I am getting my Masters at Goddard College, which has one of the oldest and best low-residency MFA programs in the country. (Thanks, Rosie Molinary, for guiding me there!) Low-residency programs function with the mentality that you should write where you live, not live where you write. It also allows for students (like me) to continue our day-to-day, 9-to-5 lives while getting our degree. It also means that our student body is incredibly diverse, from recent college grads to retirees.
I go to a week-long residency at the campus in Vermont twice a year, at the beginning of each semester. During the residency, students have a number of different writing workshops to choose from every day, each one led by a talented faculty member. In between workshops, we meet with our faculty advisor to plan for the next semester. There are faculty and student readings every night, as well as lots of other events, and fellowship during meals, of course. By the time the week is up, I have crafted a semester plan that I submit to my advisor for approval. The plan is made up primarily of critical reading/writing and creative writing; in our third semester, we also do a teaching practicum, and find a place to teach writing in our community, to help prepare us for the teaching element of the MFA. I'm excited for that!
The main crux of the MFA is our manuscript, our creative thesis, that we will complete by the end of the two-year program. In order to graduate, our manuscript will be read by two professors who will judge it to be "of publishable quality." We are encouraged to write what we want to write, what draws us in and compels us. Students write graphic novels, poetry collections, novels, hybrid forms, nonfiction, anything. I'm writing a memoir manuscript about my first years out of college. Our reading list for the semester - put together by our advisor - is meant to expand our outlook and enhance our creative work.
Once the residency is over, the real work begins. Five packets of work are due during the semester, one every three weeks. Over the course of the term we work through our reading lists and write annotations for each book (short 2-3 page papers about a literary element of the book); I typically submitted three with each packet. We also have to write and submit creative writing towards our manuscript - my advisor requested 12 new pages per packet. We interact with our advisors by writing process letters, presenting our work and any questions we might have. Our advisors write letters back to us with thoughts, suggestions, ideas, and questions to make us think more deeply about our writing. The questions I have received are incredibly detailed, and address elements of my work that I don't think I'd have ever thought of on my own - so that in itself, I think, is reason alone to be in this program.
Reading that stack of 14 books was a challenge - well, that, and re-learning how to write critically. I was comfortable with that in high school and college but it's definitely been awhile. Slowly I got into a good rhythm, and really enjoyed all of the books. My favorites from this semester were The Pillow Book, David Copperfield, Flannery O'Connor: The Complete Stories, Notes of a Native Son, The Cloister Walk, and Keeping Faith: A Skeptic's Journey.

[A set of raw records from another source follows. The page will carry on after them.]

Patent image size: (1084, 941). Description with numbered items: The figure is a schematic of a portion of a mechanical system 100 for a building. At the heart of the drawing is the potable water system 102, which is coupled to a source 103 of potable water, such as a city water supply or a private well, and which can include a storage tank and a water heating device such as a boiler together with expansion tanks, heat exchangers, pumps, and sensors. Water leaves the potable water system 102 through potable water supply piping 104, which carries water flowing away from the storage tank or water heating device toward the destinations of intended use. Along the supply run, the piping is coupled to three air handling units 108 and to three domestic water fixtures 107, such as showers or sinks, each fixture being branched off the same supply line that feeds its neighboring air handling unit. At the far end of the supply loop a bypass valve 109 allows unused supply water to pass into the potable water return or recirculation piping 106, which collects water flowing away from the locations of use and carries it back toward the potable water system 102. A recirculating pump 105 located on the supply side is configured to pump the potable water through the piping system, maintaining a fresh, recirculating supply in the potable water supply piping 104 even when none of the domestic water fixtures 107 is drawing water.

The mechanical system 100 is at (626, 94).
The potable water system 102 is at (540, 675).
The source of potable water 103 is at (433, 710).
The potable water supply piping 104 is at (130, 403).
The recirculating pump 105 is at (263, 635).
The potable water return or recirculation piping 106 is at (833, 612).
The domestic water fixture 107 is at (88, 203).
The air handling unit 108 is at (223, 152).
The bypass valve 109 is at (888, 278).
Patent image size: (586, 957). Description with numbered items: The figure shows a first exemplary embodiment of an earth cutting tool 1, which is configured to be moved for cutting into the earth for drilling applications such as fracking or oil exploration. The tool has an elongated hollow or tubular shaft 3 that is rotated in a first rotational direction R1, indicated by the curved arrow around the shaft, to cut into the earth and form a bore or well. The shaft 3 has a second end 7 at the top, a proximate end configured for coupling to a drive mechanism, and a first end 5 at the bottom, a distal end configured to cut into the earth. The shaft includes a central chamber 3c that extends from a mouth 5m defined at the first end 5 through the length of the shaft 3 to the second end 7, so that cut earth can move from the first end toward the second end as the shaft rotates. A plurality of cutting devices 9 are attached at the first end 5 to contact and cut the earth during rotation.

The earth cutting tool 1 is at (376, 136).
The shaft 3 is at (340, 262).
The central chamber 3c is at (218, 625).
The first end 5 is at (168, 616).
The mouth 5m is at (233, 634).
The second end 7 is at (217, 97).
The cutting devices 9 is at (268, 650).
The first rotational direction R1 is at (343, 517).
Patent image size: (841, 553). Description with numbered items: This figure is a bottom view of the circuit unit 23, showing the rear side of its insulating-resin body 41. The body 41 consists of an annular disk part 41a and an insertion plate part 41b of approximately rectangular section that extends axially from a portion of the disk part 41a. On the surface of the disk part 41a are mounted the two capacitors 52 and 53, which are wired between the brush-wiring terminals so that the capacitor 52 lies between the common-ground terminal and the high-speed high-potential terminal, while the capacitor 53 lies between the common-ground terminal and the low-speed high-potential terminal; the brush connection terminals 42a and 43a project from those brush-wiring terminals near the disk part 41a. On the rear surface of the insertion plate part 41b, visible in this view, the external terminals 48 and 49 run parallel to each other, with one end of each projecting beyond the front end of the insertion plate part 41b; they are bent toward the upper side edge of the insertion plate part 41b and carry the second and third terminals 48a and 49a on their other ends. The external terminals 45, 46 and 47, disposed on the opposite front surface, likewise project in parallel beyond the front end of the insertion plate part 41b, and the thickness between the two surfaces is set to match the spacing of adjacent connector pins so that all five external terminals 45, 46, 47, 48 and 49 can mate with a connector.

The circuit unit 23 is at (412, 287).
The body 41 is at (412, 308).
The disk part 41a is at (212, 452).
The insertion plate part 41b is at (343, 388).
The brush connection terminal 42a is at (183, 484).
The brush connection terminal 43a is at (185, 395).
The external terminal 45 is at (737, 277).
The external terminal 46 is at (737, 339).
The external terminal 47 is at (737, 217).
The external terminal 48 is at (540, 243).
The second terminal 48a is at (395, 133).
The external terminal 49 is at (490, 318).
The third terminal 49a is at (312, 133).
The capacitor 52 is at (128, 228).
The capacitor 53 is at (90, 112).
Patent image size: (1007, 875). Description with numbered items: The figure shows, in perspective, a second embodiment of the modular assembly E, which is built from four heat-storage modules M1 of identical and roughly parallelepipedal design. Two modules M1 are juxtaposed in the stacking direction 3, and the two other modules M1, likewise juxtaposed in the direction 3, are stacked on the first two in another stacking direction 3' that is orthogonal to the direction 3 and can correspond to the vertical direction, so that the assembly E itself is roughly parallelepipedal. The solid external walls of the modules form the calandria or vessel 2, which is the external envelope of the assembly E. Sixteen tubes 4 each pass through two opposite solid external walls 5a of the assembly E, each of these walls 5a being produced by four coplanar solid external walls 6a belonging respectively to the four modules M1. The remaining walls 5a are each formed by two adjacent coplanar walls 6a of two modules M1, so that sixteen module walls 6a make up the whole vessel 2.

It's funny; I write creatively a lot, but this felt like an entirely new venture. And in some ways, it was/is. This is a two-year project. That in itself is a timeline that's tough to grasp right now. The writing I do now might not make it into my final product at all, or it might make way for writing that is even more important. Since I'm so used to specific, quick deadlines for finishing a project, at work and in school settings before this, thinking longer-term takes some getting used to. Starting to write was definitely the most difficult part. I'm pulling material from real life, but where the heck do I start within that, even these last several years? I was overwhelmed. It wasn't until I began to free write about a very specific moment that carried a good deal of emotion, purpose, and specific detail that I felt like I'd finally found a starting point - for now. Who knows what will come next?
What has intrigued me the most in this first semester is the concept of the narrator's role in a memoir manuscript. Yes, a memoir is based on real life; it is my story, and I am telling it. But which "me" is telling it? Is it a "me" in that moment, with no knowledge of what's coming next? Is it a "me" now, where I know a lot more, and does that feed into how I write the story? Is it a "me" with a mixture of that knowing and not-knowing, and how does that mold my telling of the story? Every author seems to tackle it differently, depending on what their story is and what they want to show the audience. That's the other thing I've started to learn: that depending on the purpose of the piece, the crafting of the book itself will be different. What am I trying to say to the world, and what stories from my life will best help me say it? Why is this important?
I'm grateful that after four years of mulling it over, I finally got up the nerve to throw myself into this new place of learning and creative expansion. It's added an element to my life and my writing that I think will continue to impact me for years to come. And next up: summer residency, and semester two!